Title: Smarter Balanced Assessment Consortium 101

Date: Thursday, June 19

Description: Attendees will gain an overview of the Smarter Balanced assessment system design, timeline, and progress to date. Smarter Balanced is a state-led consortium developing next-generation assessments aligned to the Common Core in English language arts/literacy and mathematics. To learn more about Smarter Balanced, please visit: www.smarterbalanced.org.

Presenter:

Joe Willhoft is the executive director of the Smarter Balanced Assessment Consortium, before which for six years, he was assistant superintendent for assessment and student information for the state of Washington. His responsibilities there included design and implementation of Washington’s assessment program and collection and reporting of student information for the state’s longitudinal student database. Before moving to state-level work, Willhoft directed assessment and evaluation activities at the local level for more than 20 years, primarily in the Tacoma School District in Washington and in Charles County schools in Maryland. 
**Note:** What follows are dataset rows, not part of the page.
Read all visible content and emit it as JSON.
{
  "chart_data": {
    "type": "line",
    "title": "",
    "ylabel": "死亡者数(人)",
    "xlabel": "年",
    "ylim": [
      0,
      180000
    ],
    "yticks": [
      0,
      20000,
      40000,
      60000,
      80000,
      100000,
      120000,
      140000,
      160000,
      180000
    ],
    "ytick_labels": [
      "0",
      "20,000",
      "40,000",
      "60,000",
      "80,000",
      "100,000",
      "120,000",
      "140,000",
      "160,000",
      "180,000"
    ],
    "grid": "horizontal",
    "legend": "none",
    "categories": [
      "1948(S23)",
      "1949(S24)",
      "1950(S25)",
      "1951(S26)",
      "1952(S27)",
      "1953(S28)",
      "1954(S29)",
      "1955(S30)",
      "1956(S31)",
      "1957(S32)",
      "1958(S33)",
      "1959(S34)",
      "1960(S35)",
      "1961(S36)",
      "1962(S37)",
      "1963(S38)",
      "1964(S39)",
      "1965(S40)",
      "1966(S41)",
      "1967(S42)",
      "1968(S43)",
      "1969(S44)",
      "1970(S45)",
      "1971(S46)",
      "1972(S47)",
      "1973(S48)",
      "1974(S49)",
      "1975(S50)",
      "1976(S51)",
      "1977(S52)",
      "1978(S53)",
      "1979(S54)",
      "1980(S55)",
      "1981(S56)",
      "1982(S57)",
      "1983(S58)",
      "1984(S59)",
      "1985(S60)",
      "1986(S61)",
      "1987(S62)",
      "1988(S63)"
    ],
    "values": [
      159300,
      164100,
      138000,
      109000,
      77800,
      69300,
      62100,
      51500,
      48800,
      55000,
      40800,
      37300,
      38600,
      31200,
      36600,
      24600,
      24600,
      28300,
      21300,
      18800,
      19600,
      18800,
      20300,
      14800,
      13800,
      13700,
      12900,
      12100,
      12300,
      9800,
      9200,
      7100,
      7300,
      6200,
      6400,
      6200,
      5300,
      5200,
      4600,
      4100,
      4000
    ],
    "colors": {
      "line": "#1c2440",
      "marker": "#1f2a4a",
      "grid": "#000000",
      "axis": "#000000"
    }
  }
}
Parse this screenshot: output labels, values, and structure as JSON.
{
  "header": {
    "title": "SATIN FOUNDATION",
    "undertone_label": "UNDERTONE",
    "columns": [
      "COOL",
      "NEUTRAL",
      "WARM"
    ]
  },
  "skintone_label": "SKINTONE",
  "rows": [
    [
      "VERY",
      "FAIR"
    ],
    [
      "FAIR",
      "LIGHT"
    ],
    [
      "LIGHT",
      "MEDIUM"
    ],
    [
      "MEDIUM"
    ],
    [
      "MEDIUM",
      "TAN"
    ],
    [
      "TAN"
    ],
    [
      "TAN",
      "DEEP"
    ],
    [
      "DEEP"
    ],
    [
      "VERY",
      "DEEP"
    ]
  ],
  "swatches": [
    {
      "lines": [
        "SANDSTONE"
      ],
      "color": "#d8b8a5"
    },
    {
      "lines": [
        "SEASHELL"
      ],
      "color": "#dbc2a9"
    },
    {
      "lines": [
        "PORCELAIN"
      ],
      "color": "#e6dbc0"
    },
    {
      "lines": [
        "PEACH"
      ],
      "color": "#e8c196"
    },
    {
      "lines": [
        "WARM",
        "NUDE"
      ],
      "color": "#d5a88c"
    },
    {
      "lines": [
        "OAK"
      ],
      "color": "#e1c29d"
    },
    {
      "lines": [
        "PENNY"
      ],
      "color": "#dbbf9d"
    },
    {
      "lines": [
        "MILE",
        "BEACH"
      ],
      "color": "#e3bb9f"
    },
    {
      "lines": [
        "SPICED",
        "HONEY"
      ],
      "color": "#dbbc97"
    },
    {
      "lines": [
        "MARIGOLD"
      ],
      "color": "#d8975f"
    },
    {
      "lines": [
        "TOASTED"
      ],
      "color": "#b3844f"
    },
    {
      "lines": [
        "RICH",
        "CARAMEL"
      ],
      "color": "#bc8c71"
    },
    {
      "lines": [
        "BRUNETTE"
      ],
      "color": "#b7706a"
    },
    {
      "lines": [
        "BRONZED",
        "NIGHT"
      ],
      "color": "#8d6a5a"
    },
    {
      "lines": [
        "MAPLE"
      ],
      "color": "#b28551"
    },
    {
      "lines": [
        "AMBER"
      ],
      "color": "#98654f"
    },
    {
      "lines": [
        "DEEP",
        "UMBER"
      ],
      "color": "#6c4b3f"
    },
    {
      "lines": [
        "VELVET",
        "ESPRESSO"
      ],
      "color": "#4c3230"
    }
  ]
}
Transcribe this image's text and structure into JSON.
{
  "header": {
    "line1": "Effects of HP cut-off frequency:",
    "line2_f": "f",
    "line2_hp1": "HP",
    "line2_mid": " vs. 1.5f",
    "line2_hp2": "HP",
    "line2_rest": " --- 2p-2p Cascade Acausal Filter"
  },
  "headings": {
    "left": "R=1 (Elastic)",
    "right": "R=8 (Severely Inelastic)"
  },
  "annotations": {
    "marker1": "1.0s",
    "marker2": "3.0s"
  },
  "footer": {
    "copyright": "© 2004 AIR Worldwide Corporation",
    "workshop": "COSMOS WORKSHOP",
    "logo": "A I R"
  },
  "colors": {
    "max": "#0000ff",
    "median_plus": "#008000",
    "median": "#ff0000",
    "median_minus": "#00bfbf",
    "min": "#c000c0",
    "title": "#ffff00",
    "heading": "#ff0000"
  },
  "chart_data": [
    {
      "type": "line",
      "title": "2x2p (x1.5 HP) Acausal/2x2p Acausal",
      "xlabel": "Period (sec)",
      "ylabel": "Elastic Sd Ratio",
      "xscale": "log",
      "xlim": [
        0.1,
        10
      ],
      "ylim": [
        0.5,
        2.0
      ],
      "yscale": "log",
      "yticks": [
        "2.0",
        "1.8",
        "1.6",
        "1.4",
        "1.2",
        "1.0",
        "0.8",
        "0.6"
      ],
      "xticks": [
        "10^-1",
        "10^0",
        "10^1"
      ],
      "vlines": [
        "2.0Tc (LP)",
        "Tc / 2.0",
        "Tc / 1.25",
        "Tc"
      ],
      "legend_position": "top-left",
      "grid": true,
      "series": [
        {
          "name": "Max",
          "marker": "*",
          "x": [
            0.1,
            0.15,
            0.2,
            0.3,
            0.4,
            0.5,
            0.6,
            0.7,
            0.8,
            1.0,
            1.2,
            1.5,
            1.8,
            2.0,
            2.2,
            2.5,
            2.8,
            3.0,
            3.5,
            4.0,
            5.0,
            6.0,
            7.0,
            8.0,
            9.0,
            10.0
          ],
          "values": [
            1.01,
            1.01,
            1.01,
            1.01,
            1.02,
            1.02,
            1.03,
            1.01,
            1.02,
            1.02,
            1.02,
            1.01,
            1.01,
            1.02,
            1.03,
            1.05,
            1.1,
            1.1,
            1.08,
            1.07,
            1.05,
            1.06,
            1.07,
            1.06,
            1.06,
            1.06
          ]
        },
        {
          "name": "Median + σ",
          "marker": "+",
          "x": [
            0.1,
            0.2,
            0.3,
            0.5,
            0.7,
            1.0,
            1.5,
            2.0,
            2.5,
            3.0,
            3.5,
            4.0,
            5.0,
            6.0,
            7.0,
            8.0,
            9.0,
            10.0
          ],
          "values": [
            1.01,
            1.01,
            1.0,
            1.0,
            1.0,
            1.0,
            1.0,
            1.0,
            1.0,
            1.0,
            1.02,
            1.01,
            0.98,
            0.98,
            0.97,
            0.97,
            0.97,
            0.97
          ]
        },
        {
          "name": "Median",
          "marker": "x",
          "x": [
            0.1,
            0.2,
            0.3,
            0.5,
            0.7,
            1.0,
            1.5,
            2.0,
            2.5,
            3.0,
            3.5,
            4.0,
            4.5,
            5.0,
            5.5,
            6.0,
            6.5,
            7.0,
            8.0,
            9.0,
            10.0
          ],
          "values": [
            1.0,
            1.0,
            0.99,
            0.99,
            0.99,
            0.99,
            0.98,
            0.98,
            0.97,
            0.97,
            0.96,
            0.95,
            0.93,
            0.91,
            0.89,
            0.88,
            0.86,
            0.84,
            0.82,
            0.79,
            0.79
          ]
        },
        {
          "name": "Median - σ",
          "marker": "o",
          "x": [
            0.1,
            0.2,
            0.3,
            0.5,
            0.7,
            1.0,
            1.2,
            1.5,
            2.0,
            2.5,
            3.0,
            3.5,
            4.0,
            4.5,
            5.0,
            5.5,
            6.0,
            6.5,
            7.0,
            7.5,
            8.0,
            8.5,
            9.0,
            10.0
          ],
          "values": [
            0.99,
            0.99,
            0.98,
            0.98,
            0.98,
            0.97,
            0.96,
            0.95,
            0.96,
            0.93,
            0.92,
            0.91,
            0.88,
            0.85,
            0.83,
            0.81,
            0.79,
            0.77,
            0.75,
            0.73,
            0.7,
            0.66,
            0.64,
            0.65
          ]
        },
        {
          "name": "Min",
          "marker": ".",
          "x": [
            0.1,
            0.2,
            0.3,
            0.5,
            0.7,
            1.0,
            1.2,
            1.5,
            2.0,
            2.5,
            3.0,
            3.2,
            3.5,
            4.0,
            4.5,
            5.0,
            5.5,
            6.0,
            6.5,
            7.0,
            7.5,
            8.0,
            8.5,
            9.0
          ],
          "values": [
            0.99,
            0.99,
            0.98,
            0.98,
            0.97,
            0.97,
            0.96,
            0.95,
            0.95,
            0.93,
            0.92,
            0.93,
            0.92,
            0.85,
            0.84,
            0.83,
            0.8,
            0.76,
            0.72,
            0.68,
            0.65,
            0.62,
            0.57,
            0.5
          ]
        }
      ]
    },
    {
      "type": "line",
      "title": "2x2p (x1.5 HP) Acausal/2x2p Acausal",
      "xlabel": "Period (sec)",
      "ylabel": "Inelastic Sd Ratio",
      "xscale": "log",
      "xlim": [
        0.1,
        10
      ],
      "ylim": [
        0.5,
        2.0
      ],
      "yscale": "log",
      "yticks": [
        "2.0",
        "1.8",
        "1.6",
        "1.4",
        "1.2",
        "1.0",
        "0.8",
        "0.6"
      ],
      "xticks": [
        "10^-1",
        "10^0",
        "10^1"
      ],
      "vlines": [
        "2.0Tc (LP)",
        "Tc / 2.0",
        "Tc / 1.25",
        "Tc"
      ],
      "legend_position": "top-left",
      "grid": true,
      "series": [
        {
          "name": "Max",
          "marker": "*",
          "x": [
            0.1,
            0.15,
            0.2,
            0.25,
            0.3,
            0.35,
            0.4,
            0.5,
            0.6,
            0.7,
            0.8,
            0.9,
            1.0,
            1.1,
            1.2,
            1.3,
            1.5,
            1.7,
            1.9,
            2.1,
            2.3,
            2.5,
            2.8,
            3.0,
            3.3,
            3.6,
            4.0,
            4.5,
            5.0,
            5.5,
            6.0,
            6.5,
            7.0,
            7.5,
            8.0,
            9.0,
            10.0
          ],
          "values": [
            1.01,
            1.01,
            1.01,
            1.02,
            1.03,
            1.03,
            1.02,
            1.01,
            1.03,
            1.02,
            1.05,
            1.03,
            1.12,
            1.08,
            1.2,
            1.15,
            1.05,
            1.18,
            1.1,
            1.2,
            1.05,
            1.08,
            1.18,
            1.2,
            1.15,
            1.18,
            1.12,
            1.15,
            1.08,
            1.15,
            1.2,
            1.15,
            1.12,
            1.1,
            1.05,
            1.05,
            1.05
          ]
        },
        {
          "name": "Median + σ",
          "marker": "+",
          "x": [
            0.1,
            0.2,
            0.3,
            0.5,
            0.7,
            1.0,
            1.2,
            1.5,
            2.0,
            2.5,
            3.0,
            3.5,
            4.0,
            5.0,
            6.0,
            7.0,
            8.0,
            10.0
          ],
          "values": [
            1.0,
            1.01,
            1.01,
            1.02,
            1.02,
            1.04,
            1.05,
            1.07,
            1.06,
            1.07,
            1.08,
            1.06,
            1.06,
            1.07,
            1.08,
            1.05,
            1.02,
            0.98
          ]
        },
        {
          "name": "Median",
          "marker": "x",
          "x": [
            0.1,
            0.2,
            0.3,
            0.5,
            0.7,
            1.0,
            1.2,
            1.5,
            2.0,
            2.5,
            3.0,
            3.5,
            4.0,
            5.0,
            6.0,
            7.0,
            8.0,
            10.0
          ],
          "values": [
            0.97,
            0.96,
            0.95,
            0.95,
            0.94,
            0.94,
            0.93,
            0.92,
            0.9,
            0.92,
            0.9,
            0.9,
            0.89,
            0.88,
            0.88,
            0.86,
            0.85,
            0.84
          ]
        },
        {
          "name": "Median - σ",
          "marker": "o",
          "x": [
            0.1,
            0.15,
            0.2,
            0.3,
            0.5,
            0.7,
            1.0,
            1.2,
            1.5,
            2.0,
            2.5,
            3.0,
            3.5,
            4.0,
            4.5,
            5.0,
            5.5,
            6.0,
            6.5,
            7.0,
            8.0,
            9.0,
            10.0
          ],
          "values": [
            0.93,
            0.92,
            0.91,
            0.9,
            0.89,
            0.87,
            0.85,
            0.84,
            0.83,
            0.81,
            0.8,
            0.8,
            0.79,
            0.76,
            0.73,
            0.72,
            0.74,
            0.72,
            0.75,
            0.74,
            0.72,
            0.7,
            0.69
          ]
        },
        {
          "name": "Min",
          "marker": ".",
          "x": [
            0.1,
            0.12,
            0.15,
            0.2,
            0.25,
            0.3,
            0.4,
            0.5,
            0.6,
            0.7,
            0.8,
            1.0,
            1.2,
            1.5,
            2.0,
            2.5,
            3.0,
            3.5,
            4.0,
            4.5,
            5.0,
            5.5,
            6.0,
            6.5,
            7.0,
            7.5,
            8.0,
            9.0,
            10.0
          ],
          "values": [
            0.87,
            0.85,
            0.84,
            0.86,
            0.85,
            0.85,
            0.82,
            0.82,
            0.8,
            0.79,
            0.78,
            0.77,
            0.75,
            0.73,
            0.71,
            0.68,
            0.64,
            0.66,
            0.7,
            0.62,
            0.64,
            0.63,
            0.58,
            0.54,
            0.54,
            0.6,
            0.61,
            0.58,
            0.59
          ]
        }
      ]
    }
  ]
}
Willhoft has a doctorate in educational measurement and statistics from the University of Maryland.  He is past president of the Maryland Assessment Group and the Washington Educational Research Association, and was a founding member of the AERA Special Interest Group for Classroom-Based Assessment.  He has been involved in several collaborative data and assessment efforts, including the Technical Work Group for a congressionally-mandated evaluation of the National Assessment of Educational Progress (NAEP), and as chair of the NAEP Policy Task Force for the National Assessment Governing Board, a collaborative effort co-sponsored by the Board and the Council of Chief State School Officers.  He has served on the Technical Advisory Committee for several states. He has a master’s degree in Special Education, and in his more than 40-year career has taught at all grade levels from kindergarten to graduate school – his favorite being third grade.